I’d calculated the odds at about five to two that Susan and Karl would win, so I was pleased to see them in the entrance lobby. They both jumped when I came down the stairs, and I was ready to move if they shot at me, but they managed to control themselves.
‘Did you get them all?’ I asked. I didn’t move any closer.
‘Nine,’ said Karl. ‘Like you said. Nine holes in the ground, nine burned vampires.’
‘You didn’t get bitten?’
‘Does it look like we did?’ asked Susan with a shudder. She was clearly think
ing about Mike.
‘Vampires can infect with a small, tidy bite,’ I said. ‘Or even about half a cup of their saliva, via a kiss.’
Susan did throw up then, which is what I wanted. She wouldn’t have if she’d been bitten. I was also telling the truth. While they were designed to be soldiers, the vampires were also made to be guerrilla fighters, working among the human population, infecting as many as possible in small, subtle ways. They only went for the big chow-down in full combat.
‘What about you?’ asked Karl. ‘You okay?’
‘You mean this?’ I asked, threshing my arm about like a tentacle, wincing as it made the pain ten times worse. ‘Dislocated. But I didn’t get bitten.’
Neither had Karl, I was now sure. Even newly infected humans have something about them that gives their condition away, and I can always pick it.
‘Which means we can go and sit by the fence and wait till morning,’ I said cheerily. ‘You’ve done well.’
Karl nodded wearily and got his hand under Susan’s elbow, lifting her up. She wiped her mouth and the two of them walked slowly to the door.
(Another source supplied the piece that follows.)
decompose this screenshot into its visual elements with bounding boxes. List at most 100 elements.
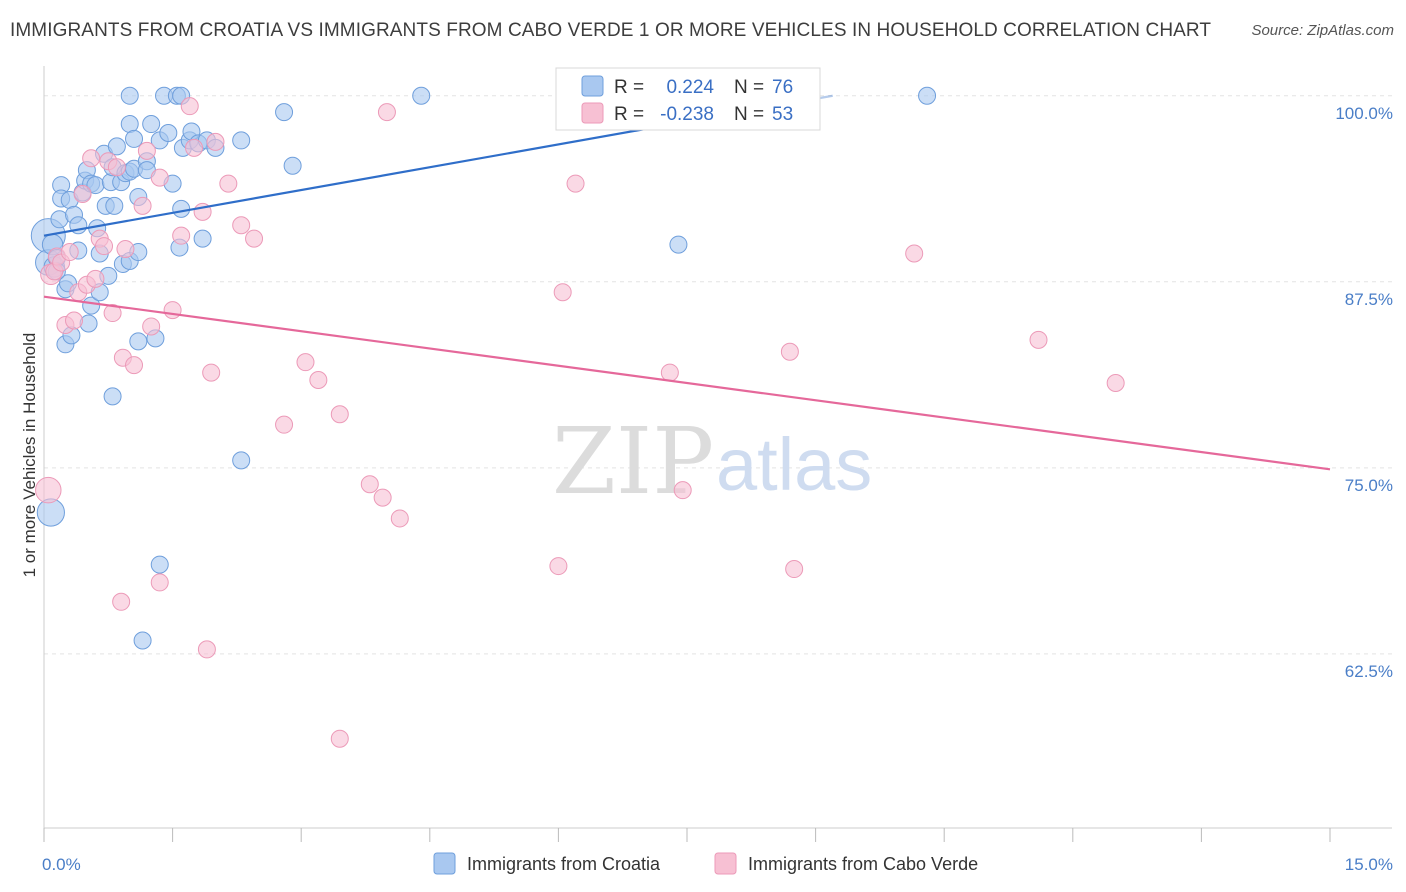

I let them go first, which was kind of mean, because the VET have been known to harbor trigger-happy snipers. But there was no sudden death from above, so we walked over to the fence and then the two of them flopped down on the ground and Karl began to laugh hysterically.
I left them to it and wandered over to the gate.
‘You can let me out now,’ I called to the Sergeant. ‘My work here is almost done.’
‘No one comes out till after dawn,’ replied the guardian of the city.
‘Except me,’ I agreed. ‘Check with Lieutenant Harman.’
Which goes to show that I can read ID labels, even little ones on metal-mesh skinsuits.
The sergeant didn’t need to check. Lieutenant Harman was already looming up behind him. They had a short but spirited conversation, the sergeant told Karl and Susan to stay where they were, which was still lying on the ground essentially in severe shock, and they powered down the gate for about thirty seconds and I came out.